Pakistan and France have signed an agreement for the suspension of loans amounting to $107 million under the G20 Debt Service Suspension Initiative (DSSI).
In a statement issued on Monday, the Economic Affairs Division said the amount, initially repayable between July and December 2021, would now be repaid over a period of six years — including a one-year grace period — in semi-annual instalments.
The agreement was signed by Ministry of Economic Affairs Secretary Mian Asad Hayaud Din and French Ambassador Nicolas Galey, the statement said.

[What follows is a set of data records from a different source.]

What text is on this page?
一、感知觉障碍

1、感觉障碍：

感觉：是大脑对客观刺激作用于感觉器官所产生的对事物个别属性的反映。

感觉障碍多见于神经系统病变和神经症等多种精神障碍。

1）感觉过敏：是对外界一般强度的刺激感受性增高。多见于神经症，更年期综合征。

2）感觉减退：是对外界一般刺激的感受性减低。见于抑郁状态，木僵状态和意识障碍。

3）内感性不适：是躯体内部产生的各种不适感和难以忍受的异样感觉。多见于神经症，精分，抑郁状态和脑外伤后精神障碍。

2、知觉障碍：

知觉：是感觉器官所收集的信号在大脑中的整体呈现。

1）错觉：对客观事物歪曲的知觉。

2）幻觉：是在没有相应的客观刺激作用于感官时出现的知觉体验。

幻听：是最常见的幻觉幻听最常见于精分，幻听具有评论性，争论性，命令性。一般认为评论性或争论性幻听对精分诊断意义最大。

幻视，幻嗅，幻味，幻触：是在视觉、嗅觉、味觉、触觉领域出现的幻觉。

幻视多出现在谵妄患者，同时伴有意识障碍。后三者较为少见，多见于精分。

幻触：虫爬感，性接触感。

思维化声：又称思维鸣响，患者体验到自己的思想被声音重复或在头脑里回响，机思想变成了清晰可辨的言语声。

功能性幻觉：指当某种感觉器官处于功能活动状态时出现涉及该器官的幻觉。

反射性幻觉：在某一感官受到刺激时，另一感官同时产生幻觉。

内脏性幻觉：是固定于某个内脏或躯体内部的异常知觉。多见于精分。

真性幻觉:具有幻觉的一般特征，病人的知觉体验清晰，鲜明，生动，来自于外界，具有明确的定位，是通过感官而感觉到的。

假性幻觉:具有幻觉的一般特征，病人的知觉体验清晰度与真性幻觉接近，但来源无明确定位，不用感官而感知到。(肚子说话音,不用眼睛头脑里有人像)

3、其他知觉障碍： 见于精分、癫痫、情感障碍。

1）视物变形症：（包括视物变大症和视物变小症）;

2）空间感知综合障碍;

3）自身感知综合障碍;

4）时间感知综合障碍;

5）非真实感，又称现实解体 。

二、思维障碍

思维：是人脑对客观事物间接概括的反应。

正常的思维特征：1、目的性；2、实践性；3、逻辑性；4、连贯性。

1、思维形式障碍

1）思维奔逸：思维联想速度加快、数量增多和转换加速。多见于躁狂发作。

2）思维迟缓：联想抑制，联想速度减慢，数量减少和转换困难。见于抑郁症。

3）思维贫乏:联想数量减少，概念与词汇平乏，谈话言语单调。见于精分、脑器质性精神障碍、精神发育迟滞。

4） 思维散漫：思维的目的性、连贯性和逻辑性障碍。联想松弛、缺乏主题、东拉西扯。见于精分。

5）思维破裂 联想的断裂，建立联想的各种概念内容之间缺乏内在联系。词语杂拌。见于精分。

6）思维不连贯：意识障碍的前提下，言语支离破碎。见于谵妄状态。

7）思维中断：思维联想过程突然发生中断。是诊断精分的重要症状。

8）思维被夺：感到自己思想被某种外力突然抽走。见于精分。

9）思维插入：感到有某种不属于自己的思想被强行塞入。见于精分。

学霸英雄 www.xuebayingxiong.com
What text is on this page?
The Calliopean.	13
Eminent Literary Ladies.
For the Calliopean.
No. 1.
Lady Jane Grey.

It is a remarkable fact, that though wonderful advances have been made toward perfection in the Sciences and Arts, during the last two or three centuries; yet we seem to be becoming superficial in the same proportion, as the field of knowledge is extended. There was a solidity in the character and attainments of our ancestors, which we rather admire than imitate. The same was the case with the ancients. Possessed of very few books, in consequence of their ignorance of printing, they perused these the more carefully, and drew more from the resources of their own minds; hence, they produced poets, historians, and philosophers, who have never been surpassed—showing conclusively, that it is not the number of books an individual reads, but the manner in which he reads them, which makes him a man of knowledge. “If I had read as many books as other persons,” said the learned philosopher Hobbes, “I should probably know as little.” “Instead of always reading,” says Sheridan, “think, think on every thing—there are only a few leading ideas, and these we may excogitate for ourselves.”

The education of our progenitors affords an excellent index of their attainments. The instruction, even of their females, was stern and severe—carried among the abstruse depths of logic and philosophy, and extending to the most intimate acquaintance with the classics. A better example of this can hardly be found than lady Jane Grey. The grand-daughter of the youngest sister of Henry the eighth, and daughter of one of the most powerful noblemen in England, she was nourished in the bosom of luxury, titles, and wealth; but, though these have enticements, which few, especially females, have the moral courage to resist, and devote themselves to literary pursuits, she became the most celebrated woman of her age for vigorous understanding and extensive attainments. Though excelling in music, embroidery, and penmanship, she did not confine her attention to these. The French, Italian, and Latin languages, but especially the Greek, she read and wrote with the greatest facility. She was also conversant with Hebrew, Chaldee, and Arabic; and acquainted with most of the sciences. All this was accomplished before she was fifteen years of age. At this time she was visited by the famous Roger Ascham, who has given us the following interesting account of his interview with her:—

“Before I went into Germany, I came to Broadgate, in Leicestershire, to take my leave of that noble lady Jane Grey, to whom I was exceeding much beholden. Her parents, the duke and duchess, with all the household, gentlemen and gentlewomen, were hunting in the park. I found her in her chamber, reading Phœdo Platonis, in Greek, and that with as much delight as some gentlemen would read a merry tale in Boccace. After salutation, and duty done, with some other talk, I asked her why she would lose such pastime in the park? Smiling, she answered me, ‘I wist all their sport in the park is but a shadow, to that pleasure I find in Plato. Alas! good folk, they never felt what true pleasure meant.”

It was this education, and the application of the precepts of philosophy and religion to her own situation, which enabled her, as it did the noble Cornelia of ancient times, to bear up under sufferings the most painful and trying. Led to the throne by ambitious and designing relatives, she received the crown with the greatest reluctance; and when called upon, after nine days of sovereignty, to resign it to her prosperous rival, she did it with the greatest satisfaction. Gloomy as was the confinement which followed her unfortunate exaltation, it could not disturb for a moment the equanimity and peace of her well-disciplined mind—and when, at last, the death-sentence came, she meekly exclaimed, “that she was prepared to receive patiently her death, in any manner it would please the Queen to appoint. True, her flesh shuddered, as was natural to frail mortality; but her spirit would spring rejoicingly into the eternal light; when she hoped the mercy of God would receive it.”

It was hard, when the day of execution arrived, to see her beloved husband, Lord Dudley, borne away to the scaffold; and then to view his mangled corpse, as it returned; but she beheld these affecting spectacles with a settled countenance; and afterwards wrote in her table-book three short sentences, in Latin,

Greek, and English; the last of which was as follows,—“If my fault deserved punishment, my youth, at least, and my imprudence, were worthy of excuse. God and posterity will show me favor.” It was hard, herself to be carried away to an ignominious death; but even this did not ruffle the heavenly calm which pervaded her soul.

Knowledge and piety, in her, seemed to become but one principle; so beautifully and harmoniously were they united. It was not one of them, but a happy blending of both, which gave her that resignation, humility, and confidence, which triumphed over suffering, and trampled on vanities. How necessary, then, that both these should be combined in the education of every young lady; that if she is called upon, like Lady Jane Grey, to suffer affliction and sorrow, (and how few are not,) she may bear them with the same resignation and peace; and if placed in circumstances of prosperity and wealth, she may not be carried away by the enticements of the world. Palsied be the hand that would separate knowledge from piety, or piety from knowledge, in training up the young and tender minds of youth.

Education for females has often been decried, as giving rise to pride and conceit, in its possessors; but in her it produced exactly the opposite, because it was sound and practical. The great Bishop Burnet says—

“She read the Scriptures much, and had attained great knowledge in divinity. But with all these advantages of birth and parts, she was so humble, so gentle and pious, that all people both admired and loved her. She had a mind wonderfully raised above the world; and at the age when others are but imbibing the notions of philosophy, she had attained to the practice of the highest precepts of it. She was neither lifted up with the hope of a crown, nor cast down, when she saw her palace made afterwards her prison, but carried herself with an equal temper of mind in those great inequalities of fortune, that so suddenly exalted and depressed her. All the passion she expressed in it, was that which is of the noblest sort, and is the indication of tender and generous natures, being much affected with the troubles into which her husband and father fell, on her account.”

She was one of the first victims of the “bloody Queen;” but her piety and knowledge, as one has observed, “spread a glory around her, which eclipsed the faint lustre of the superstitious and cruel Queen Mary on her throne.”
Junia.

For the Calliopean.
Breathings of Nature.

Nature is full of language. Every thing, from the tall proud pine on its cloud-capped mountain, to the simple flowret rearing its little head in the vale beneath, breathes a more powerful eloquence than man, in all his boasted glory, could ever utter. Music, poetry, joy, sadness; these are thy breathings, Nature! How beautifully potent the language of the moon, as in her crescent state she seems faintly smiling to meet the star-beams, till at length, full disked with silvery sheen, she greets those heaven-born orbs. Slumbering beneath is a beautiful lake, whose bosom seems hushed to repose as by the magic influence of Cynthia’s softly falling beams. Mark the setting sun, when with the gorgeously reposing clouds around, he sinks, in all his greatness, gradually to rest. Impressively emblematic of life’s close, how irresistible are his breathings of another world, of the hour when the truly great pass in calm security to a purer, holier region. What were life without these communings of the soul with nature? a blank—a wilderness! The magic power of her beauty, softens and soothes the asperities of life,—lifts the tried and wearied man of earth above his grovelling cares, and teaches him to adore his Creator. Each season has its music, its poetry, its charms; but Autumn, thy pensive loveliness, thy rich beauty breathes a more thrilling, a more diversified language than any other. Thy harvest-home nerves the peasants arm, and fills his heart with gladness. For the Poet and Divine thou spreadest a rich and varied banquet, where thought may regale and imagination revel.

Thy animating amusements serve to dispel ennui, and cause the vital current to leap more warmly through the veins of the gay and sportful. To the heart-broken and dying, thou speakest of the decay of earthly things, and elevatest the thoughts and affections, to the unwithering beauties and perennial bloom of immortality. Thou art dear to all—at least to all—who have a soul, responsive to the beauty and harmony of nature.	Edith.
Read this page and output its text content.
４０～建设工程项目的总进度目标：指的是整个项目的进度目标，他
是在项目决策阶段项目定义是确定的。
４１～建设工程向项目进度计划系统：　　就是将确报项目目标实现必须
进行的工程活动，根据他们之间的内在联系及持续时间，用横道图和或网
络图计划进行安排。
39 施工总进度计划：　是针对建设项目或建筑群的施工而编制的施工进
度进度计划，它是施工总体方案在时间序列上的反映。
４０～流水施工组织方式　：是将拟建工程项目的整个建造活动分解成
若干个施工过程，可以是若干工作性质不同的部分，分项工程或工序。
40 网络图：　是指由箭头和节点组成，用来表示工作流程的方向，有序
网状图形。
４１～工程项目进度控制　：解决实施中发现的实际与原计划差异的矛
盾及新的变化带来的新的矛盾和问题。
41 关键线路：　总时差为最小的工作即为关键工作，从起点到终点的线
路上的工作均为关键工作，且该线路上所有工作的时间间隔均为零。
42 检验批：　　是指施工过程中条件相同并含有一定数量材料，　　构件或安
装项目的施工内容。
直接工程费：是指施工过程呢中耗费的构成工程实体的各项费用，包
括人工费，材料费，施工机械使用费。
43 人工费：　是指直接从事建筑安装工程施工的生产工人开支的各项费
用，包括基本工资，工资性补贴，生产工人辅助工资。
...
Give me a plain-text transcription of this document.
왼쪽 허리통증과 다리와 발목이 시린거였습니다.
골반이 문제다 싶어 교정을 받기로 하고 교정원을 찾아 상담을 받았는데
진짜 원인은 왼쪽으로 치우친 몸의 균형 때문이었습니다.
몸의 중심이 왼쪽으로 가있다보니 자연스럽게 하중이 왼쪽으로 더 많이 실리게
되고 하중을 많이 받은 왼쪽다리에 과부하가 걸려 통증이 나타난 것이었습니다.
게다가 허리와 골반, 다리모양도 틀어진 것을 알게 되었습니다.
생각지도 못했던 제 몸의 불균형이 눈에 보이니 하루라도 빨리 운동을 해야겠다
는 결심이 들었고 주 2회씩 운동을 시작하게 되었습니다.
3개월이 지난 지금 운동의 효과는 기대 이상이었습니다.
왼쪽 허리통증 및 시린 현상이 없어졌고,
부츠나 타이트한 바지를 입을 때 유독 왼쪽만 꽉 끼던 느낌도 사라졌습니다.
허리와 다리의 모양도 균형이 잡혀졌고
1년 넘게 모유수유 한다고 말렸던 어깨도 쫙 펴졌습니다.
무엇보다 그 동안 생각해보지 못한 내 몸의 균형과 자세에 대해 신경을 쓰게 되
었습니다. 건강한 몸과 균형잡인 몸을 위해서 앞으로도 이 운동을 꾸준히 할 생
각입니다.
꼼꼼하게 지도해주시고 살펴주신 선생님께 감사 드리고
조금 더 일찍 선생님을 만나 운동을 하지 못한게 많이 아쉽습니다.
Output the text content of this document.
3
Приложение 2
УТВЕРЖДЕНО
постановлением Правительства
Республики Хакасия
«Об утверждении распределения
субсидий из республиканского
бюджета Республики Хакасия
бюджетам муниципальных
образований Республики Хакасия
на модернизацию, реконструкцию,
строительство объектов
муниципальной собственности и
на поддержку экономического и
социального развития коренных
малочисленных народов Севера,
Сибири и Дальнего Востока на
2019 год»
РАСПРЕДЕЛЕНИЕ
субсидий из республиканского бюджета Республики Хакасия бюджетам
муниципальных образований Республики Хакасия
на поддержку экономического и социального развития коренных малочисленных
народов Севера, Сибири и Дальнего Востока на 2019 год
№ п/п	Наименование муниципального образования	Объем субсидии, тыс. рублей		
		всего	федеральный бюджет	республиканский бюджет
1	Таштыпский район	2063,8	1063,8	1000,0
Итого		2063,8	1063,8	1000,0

“The government of Pakistan has already signed agreements with the French Republic for suspension of $261m. Due to the support extended by the development partners of Pakistan, the G20 DSSI has provided the fiscal space which was necessary to deal with the urgent health and economic needs of the Islamic Republic of Pakistan,” the statement added.
The total amount of debt that has been suspended and rescheduled under the DSSI framework, covering the period from May 2020 to December 2021, stands at $3,688m.
“Pakistan has already concluded and signed 93 agreements with 21 bilateral creditors for the rescheduling of its debts under the G20 DSSI framework, amounting to rescheduling of almost $3,150m. The signing of [the] above-mentioned agreements brings this total to $3,257m,” the statement said.
It added that negotiations were ongoing for the remaining agreements to be signed under the DSSI framework.
Earlier this month, Pakistan had signed two debt service suspension agreements with Japan and Switzerland for the suspension of $197.5m in loans.
Of this total amount, $191.60m was owed to Japanese International Cooperation Agency during the period from January to June 2021 and $5.89m to the Government of the Swiss Confederation during the period from July to December 2021.
In March, a similar agreement was signed with the Saudi Fund for Development for the suspension of debt servicing of $846m.